Garl's motion was based on section 338, subdivision (b), providing a three-year limitations period in which to bring an "action for trespass upon or injury to real property." Garl claims the Baughs were aware or had suspicions that he had trespassed on their property between 1990 and 1995. The Baughs filed the instant action on July 31, 2002. Garl cites Jolly v. Eli Lilly & Co. (1988) 44 Cal.3d 1103, 1110-1111, 245 Cal.Rptr. 658, 751 P.2d 923, for the proposition that a mere suspicion of wrongdoing is sufficient to begin the running of the limitations period.

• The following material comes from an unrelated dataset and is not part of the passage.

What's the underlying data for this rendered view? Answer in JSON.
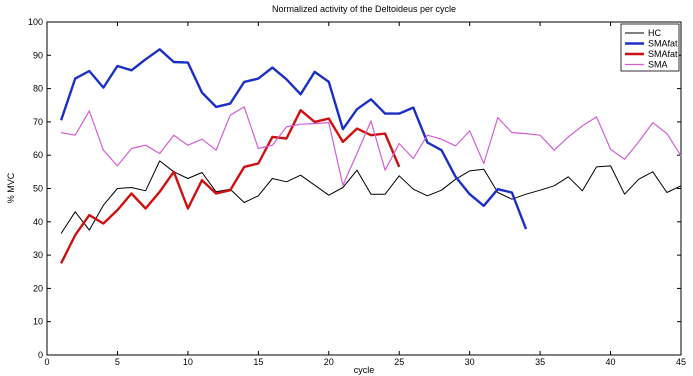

Where, as here, a trespass is continuing, but not necessarily permanent, the statute does not bar an action until three years after the last act of trespass. (See 3 Witkin, Cal. Procedure (4th ed. 1997) Actions, § 552, p. 703.) Here Garl continued the trespass, even after trial.

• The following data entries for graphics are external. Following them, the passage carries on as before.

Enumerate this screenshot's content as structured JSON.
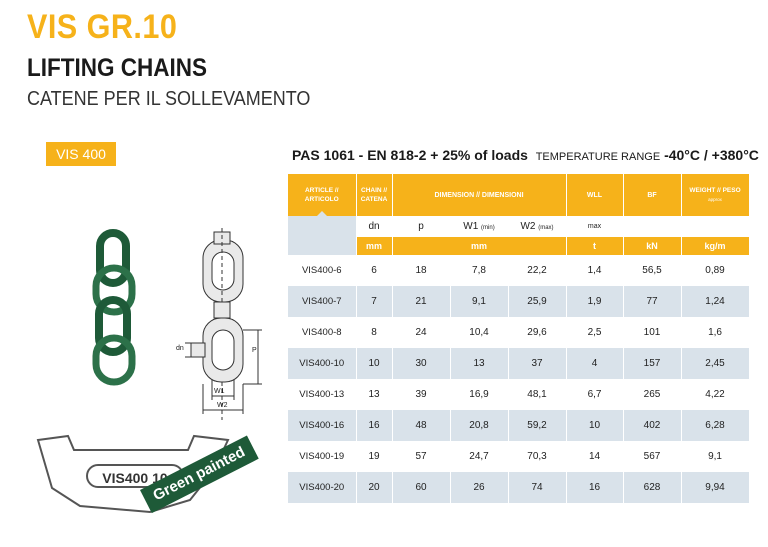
{
  "header": {
    "title": "VIS GR.10",
    "subtitle": "LIFTING CHAINS",
    "subtitle_it": "CATENE PER IL SOLLEVAMENTO",
    "badge": "VIS 400"
  },
  "headline": {
    "standard": "PAS 1061  -  EN 818-2 + 25% of loads",
    "temp_label": "TEMPERATURE RANGE",
    "temp_value": "-40°C / +380°C"
  },
  "table": {
    "headers": {
      "article": "ARTICLE // ARTICOLO",
      "chain": "CHAIN // CATENA",
      "dimension": "DIMENSION // DIMENSIONI",
      "wll": "WLL",
      "bf": "BF",
      "weight": "WEIGHT // PESO",
      "weight_note": "approx"
    },
    "symbols": {
      "dn": "dn",
      "p": "p",
      "w1": "W1",
      "w1_note": "(min)",
      "w2": "W2",
      "w2_note": "(max)",
      "wll": "max"
    },
    "units": {
      "chain": "mm",
      "dimension": "mm",
      "wll": "t",
      "bf": "kN",
      "weight": "kg/m"
    },
    "rows": [
      {
        "article": "VIS400-6",
        "dn": "6",
        "p": "18",
        "w1": "7,8",
        "w2": "22,2",
        "wll": "1,4",
        "bf": "56,5",
        "weight": "0,89"
      },
      {
        "article": "VIS400-7",
        "dn": "7",
        "p": "21",
        "w1": "9,1",
        "w2": "25,9",
        "wll": "1,9",
        "bf": "77",
        "weight": "1,24"
      },
      {
        "article": "VIS400-8",
        "dn": "8",
        "p": "24",
        "w1": "10,4",
        "w2": "29,6",
        "wll": "2,5",
        "bf": "101",
        "weight": "1,6"
      },
      {
        "article": "VIS400-10",
        "dn": "10",
        "p": "30",
        "w1": "13",
        "w2": "37",
        "wll": "4",
        "bf": "157",
        "weight": "2,45"
      },
      {
        "article": "VIS400-13",
        "dn": "13",
        "p": "39",
        "w1": "16,9",
        "w2": "48,1",
        "wll": "6,7",
        "bf": "265",
        "weight": "4,22"
      },
      {
        "article": "VIS400-16",
        "dn": "16",
        "p": "48",
        "w1": "20,8",
        "w2": "59,2",
        "wll": "10",
        "bf": "402",
        "weight": "6,28"
      },
      {
        "article": "VIS400-19",
        "dn": "19",
        "p": "57",
        "w1": "24,7",
        "w2": "70,3",
        "wll": "14",
        "bf": "567",
        "weight": "9,1"
      },
      {
        "article": "VIS400-20",
        "dn": "20",
        "p": "60",
        "w1": "26",
        "w2": "74",
        "wll": "16",
        "bf": "628",
        "weight": "9,94"
      }
    ]
  },
  "drawing": {
    "dim_dn": "dn",
    "dim_p": "P",
    "dim_w1": "W1",
    "dim_w2": "W2",
    "tag_label": "VIS400 10",
    "stamp": "Green painted"
  },
  "colors": {
    "accent": "#f6b21a",
    "chain_green": "#1e5a38",
    "row_alt": "#d9e2ea"
  }
}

Garl relies on the rule that where the trespass consists of a physical entry and taking possession of lands under circumstances that indicate the intention that the trespass will be permanent, the statute begins to run on entry. (Citing Robinson v. Southern California Ry. Co. (1900) 129 Cal. 8, 11, 61 P. 947.) But that rule applies to trespass by structures that are of durable character and are evidently intended to last indefinitely, such as a building or railroad track. (See 3 Witkin, Cal. Procedure, supra, Actions, § 549, pp. 698-699.) It does not apply to the connection of a waterline which can be disconnected with relative ease. Here because the trespass was of a continuing nature, the statute of limitations did not bar the Baughs' action.

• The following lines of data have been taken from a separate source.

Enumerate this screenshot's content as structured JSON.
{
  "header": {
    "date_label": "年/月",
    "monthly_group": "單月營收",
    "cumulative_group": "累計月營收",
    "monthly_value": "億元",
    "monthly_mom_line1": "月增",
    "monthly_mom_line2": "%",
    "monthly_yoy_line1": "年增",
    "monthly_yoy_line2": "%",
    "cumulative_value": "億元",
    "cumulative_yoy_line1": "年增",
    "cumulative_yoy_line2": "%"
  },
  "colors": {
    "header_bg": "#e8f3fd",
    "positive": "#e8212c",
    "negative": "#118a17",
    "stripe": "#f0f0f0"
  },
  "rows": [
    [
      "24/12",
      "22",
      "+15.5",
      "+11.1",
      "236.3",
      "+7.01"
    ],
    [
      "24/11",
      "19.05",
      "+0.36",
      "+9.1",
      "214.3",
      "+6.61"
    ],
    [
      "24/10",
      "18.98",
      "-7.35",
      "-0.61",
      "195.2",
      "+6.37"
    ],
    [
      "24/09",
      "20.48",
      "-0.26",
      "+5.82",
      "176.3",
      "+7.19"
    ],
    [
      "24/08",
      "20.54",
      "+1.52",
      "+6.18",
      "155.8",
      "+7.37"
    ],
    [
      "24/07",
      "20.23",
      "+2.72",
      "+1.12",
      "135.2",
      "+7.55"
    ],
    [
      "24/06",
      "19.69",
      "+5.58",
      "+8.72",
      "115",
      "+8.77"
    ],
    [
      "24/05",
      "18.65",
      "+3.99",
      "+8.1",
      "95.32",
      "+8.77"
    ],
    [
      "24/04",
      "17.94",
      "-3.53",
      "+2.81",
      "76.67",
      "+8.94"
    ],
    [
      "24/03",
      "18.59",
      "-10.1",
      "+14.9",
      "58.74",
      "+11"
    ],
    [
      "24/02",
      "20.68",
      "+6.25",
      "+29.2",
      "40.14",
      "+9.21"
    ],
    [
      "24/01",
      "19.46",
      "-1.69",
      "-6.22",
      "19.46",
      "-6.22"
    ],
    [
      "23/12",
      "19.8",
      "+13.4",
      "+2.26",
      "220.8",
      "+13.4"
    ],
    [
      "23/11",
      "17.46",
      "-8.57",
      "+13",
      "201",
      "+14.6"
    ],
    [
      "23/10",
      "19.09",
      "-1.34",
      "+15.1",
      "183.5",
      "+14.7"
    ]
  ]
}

Moreover, Garl's opening brief ignores that the Baughs' action was also on the settlement agreement. Where a contract is still executory, the promissee is not bound to treat the contract as abandoned on the first breach or any particular breach, and the statute of limitations does not begin to run as long as the promissee elects to rely on the contract. (Union Sugar Co. v. Hollister Estate Co. (1935) 3 Cal.2d 740, 745-746, 47 P.2d 273.) Here the settlement agreement is still executory, it has no expiration date. The Baughs were not required to bring an action on the first breach or any particular breach. Thus their action on the contract is not barred by the statute of limitations.

VI
Finally, Garl contends the trial court showed bias when it found neither Garl nor any of his witnesses to be credible. We need not dwell on this groundless contention. Suffice it to say, Garl points to nothing in his testimony or that of any of his witnesses that would compel the trial court to believe him or his witnesses.
The judgment is affirmed. Costs are awarded to respondents.
YEGAN and COFFEE, JJ., concur.
NOTES
[1]  All statutory references are to the Code of Civil Procedure unless otherwise stated.